Apart from the tiny core, the system was entirely written in C. This greatly improved the portability compared to rivals, which had large chunks of machine specific assembly language.
Briefly called ‘Unics’ it was renamed to Unix in time for the first commercial release at the New York Telephone Company in 1972.
Going Commercial
During the 1970s, many academic institutions created Unix-based operating systems. Some like BSD (from the university of California, Berkeley), had a commercial friendly license agreement.
By the end of the decade, many technology companies had put Unix at the centre of their business plans. The result was a rash of Unix Systems from sequent, Hewlett Packard (HP UX) Sun (Solaris), IBM (AIX) and Microsoft (Henix) and others, all trying to outdo one another.

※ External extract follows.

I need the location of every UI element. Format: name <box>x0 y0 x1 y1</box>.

However, the consequence of this competition was a divergence away from the original Unix baseline. This in turn meant applications needed to be rewritten to run on each version of UNIX.

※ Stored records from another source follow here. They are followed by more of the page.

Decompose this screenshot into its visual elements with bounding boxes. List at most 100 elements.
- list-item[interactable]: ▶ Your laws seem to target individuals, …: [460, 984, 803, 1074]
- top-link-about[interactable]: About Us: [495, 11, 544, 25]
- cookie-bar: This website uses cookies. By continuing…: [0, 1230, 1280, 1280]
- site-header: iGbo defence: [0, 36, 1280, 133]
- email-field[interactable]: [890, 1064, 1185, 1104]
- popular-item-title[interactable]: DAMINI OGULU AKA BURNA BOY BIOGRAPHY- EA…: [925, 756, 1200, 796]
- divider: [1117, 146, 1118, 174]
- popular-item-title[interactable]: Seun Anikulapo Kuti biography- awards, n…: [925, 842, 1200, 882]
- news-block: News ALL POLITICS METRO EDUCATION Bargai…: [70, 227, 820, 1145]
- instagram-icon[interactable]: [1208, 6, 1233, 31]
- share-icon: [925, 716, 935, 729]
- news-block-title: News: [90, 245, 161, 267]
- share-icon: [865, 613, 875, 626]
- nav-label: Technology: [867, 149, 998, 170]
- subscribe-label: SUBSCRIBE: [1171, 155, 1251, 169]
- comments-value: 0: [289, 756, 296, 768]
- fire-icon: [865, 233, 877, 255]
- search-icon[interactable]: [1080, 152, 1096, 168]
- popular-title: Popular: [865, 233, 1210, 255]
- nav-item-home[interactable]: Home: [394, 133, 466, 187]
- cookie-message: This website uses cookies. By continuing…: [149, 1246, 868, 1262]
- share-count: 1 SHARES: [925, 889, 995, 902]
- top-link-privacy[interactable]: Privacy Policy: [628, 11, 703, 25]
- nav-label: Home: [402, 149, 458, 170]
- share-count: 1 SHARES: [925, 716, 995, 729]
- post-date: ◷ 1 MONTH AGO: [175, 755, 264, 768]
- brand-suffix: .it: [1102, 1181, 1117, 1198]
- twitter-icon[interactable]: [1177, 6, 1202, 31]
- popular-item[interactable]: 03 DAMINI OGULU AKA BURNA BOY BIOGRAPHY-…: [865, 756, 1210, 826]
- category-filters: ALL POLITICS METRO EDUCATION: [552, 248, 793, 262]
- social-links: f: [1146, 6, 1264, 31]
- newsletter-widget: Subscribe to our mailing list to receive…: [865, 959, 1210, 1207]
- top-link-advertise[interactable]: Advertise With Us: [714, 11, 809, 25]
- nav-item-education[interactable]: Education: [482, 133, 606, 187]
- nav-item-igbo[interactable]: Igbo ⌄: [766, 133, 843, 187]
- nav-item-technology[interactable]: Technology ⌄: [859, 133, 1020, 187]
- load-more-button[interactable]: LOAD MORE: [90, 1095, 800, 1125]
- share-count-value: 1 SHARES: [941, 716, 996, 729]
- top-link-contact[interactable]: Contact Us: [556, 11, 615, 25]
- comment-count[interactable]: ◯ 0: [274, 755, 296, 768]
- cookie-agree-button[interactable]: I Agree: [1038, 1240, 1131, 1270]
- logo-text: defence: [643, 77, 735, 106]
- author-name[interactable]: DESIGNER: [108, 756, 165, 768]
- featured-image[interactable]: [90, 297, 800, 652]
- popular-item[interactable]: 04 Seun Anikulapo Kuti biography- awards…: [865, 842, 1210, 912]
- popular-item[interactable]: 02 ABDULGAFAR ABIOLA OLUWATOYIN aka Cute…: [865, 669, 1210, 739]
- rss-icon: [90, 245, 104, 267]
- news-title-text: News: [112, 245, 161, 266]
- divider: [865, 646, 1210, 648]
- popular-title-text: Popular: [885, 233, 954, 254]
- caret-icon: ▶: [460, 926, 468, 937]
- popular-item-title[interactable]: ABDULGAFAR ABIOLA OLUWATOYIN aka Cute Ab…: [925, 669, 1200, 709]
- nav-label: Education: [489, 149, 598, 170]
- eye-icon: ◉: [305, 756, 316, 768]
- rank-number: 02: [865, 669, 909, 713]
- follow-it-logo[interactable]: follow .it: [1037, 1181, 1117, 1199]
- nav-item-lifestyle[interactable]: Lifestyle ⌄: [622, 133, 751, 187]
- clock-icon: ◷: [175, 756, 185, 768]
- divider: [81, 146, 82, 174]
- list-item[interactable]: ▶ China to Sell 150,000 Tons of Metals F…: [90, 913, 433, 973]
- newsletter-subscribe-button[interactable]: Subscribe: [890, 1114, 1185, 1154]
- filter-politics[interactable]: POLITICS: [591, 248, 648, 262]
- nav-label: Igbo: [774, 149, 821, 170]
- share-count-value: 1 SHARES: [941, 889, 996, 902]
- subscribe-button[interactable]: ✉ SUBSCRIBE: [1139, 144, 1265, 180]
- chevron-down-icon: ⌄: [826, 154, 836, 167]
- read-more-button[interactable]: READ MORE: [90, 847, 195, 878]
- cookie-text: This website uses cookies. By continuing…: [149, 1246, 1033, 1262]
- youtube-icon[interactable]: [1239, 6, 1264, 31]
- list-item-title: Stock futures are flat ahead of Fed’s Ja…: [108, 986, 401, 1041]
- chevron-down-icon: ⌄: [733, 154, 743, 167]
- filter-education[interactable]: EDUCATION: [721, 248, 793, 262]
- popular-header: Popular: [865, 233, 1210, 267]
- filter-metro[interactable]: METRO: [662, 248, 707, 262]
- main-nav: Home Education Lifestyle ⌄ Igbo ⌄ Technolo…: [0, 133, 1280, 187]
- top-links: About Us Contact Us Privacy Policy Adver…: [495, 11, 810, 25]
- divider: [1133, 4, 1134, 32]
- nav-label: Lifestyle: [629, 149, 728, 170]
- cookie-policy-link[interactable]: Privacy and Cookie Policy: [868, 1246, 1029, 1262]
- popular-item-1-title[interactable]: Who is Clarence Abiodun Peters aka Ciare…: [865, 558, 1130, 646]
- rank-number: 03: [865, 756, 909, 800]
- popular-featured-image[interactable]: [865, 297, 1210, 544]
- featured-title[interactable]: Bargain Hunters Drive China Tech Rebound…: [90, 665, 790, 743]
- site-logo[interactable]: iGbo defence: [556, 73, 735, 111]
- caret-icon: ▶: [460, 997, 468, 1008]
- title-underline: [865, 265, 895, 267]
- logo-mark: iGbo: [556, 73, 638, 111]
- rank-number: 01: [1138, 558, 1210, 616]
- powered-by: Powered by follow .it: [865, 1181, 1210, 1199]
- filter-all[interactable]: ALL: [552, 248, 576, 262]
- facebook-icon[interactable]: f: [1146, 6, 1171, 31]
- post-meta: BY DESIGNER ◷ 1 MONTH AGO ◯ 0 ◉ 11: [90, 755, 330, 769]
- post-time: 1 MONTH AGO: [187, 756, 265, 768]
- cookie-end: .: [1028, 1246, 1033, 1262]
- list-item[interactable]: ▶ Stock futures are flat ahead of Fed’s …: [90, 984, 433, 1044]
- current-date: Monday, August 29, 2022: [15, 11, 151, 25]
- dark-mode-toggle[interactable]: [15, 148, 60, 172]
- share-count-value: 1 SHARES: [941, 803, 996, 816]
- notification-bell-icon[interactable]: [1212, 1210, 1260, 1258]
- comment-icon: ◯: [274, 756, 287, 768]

In 1988, the Institute of Electrical and Electronics Engineers (IEEE) attempted to fix this undesirable situation by publishing a common standard. Now known as POSIX, it documented a baseline structure for all the major competing Unix variants.
Yet competition between Unix distributors remained fierce. And unfortunately for end users, it would take another decade before standardization pressure resulted in meaningful application compatibility.

To be free

Richard Stallman was one of the original MIT hacker community and evangelical about free software. Unsurprisingly, he was particularly upset by the rapid commercialization of Unix. While colleagues left MIT to work on well-paid commercial projects he decided to fight back using software.
In 1938, Stallman started the GNU Project (GNU meaning GNU is Not Unix) with the aim of creating a Unix compatible system using only license-free software components. Central to this effort was the GNU General Public License (GNU GPL). However, it was a massive undertaking for one man, and Stallman only distributed the basis of a working system many years later.
Meanwhile other software hackers were attracted to a Unix-like operating system called MINIX, written for educational purposes by Andre Tanenbaum. One particularly interested party was Finnish software programmer Linus Torvalds. Taking MINIX as his starting point, he developed a free to all operating system. In 1991, he unveiled Linux, the result of all his hard work and now regarded by many as the World’s most important open source operating system.
Everywhere
Today Unix-like operating systems are everywhere: in web servers in desktop PCs, in mobile phones and tablets, in road vehicles, in aircraft and in any number of industrial, environmental and household machines.